Tuesday, January 05, 2010

Still Cool Camus


French writer and philosopher Albert Camus died 50 years ago this week. The Daily Beast delves into why he's still cool and not forgotten.

From the piece...

In fact, the fight over Camus’ legacy has been going on for decades, and not just in France. Today he is claimed like no other 20th-century writer—Orwell not excepted—by both sides of the political spectrum.

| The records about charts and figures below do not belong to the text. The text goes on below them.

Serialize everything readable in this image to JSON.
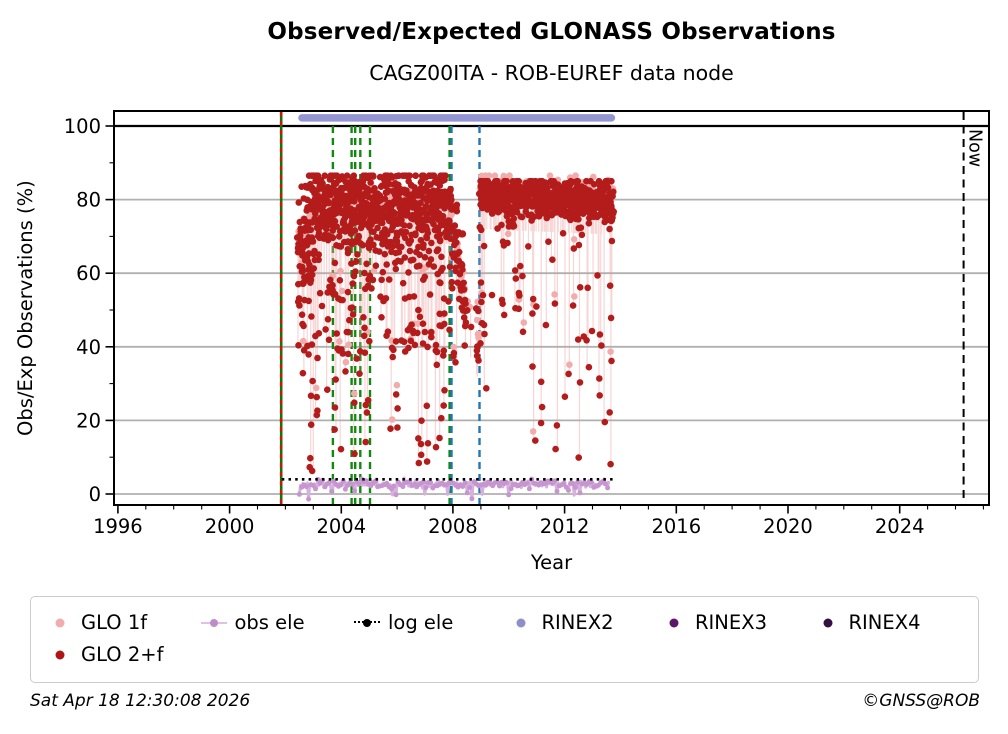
{
  "footer": {
    "timestamp": "Sat Apr 18 12:30:08 2026",
    "copyright": "©GNSS@ROB"
  },
  "legend": {
    "items": [
      {
        "label": "GLO 1f",
        "marker": "dot",
        "color": "#f2acac"
      },
      {
        "label": "obs ele",
        "marker": "line-dot",
        "color": "#c08cc8",
        "line_color": "#ddc2e6"
      },
      {
        "label": "log ele",
        "marker": "dotted-line-dot",
        "color": "#000000"
      },
      {
        "label": "RINEX2",
        "marker": "dot",
        "color": "#8e8ecb"
      },
      {
        "label": "RINEX3",
        "marker": "dot",
        "color": "#5c176b"
      },
      {
        "label": "RINEX4",
        "marker": "dot",
        "color": "#331040"
      },
      {
        "label": "GLO 2+f",
        "marker": "dot",
        "color": "#b01414"
      }
    ]
  },
  "chart_data": {
    "type": "scatter",
    "title": "Observed/Expected GLONASS Observations",
    "subtitle": "CAGZ00ITA - ROB-EUREF data node",
    "x_axis": {
      "label": "Year",
      "range": [
        1995.86,
        2027.2
      ],
      "major_ticks": [
        1996,
        2000,
        2004,
        2008,
        2012,
        2016,
        2020,
        2024
      ],
      "minor_step": 1
    },
    "y_axis": {
      "label": "Obs/Exp Observations (%)",
      "range": [
        -2.99,
        104.08
      ],
      "major_ticks": [
        0,
        20,
        40,
        60,
        80,
        100
      ],
      "minor_ticks": [
        10,
        30,
        50,
        70,
        90
      ],
      "reference_line_at_100": true,
      "gridlines": "horizontal-gray"
    },
    "now_marker": {
      "year": 2026.29,
      "label": "Now"
    },
    "event_lines": {
      "install": {
        "year": 2001.85,
        "style": "solid-green-with-red-dashes"
      },
      "green_dashed_years": [
        2003.7,
        2004.37,
        2004.5,
        2004.68,
        2005.03,
        2007.88
      ],
      "blue_dashed_years": [
        2007.95,
        2008.95
      ]
    },
    "series": {
      "rinex2_bar": {
        "name": "RINEX2",
        "from": 2002.45,
        "to": 2013.82,
        "level": 102.2
      },
      "log_ele": {
        "name": "log ele",
        "from": 2001.87,
        "to": 2013.85,
        "level": 4.0
      },
      "obs_ele": {
        "name": "obs ele",
        "from": 2002.5,
        "to": 2013.62,
        "level": 2.8,
        "jitter_sd": 0.55,
        "dip_frac": 0.07,
        "dip_range": [
          -1.4,
          1.8
        ]
      },
      "glo_2f": {
        "name": "GLO 2+f",
        "summary": "Daily Obs/Exp ratio, ~2002.45 to ~2013.75; dense band 60-86% until 2008, decline to ~40% during 2008, then tight band ~78-85% with sparse drips until 2013.75",
        "segments": [
          {
            "from": 2002.45,
            "to": 2003.05,
            "top_from": 66,
            "top_to": 75,
            "top_sd": 8,
            "cap": 86.5,
            "pink_cap": 88,
            "density": 1,
            "extra": [
              {
                "frac": 0.55,
                "range": [
                  25,
                  65
                ]
              },
              {
                "frac": 0.2,
                "range": [
                  6,
                  25
                ]
              }
            ]
          },
          {
            "from": 2003.05,
            "to": 2007.95,
            "top_from": 78,
            "top_to": 77,
            "top_sd": 6,
            "cap": 86.5,
            "pink_cap": 88,
            "density": 1,
            "extra": [
              {
                "frac": 0.5,
                "range": [
                  35,
                  70
                ]
              },
              {
                "frac": 0.15,
                "range": [
                  8,
                  35
                ]
              }
            ]
          },
          {
            "from": 2007.95,
            "to": 2008.45,
            "top_from": 74,
            "top_to": 52,
            "top_sd": 6,
            "cap": 80,
            "pink_cap": 82,
            "density": 0.9,
            "extra": [
              {
                "frac": 0.3,
                "range": [
                  35,
                  60
                ]
              },
              {
                "frac": 0.08,
                "range": [
                  15,
                  35
                ]
              }
            ]
          },
          {
            "from": 2008.45,
            "to": 2008.92,
            "top_from": 50,
            "top_to": 40,
            "top_sd": 4.5,
            "cap": 60,
            "pink_cap": 62,
            "density": 0.4,
            "extra": [
              {
                "frac": 0.25,
                "range": [
                  36,
                  52
                ]
              }
            ]
          },
          {
            "from": 2008.97,
            "to": 2013.75,
            "top_from": 81,
            "top_to": 79.5,
            "top_sd": 2.8,
            "cap": 85,
            "pink_cap": 86.5,
            "density": 1,
            "extra": [
              {
                "frac": 0.2,
                "range": [
                  40,
                  78
                ]
              },
              {
                "frac": 0.08,
                "range": [
                  8,
                  40
                ]
              }
            ]
          }
        ]
      },
      "glo_1f": {
        "name": "GLO 1f",
        "summary": "Pale-pink companion points and thin vertical streaks behind GLO 2+f, hugging the top of the red cloud"
      }
    },
    "colors": {
      "glo_1f": "#f2acac",
      "glo_2f": "#b41c1c",
      "streak": "rgba(236,152,152,0.40)",
      "obs_ele": "#c795cf",
      "obs_ele_line": "#d5b2de",
      "log_ele": "#000000",
      "rinex2": "#9295d2",
      "green_line": "#007f00",
      "green_dash": "#0f8a0f",
      "red_dash": "#d01212",
      "blue_dash": "#1f77b4",
      "grid": "#b0b0b0"
    }
  }
}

In his 2004 book, Camus and Sartre, Ronald Aronson positions Camus as neocon avatar, and in The Guardian in 2005 Marian Warner flagged Camus’ novel The Plague, a tale of a North African city attacked by a deadly pestilence, as a beacon for liberals in the wake of the 9/11 attacks. (“A study in terrorism,” Warner called the novel, “and a fable of redemption.”) In the summer of 2006, the press snickered when George W. Bush told reporters he was reading The Stranger on his summer vacation; perhaps he was taking his lead from Bobby Kennedy, who papered his office wall with quotes from Camus.

It was dying like James Dean—not just in a car crash but in a Facel Vega no less—that gave Camus a niche in popular culture. No other public intellectual could have inspired a single like The Cure’s “Killing an Arab” (1979—based on the incident around which The Stranger turns), a cameo appearance on the children’s show Madeline (in which a cartoon version of The Stranger’s protagonist, Meursault, is shown from his prison cell asking “Who am I? What am I? Why am I here?”), or Sacha Baron Cohen’s race-car driver in Talladega Nights, who whizzes around the track with L’Etranger propped open on his steering wheel.

No doubt Camus would have derived at least a moderate pleasure from his celebrity status. In his favorite photograph of himself, taken by Cartier Bresson, he’s wearing a trench coat (supposedly a gift from Arthur Koestler’s wife) and smoking a cigarette, and he loved it when his friends told him that he looked like Bogart in the picture. One wonders if French critics’ love affair avec Bogie didn’t begin with that photo. After all, as Susan Sontag wrote in her famous 1963 essay, “No modern writer I can think of, except Camus, has aroused love.”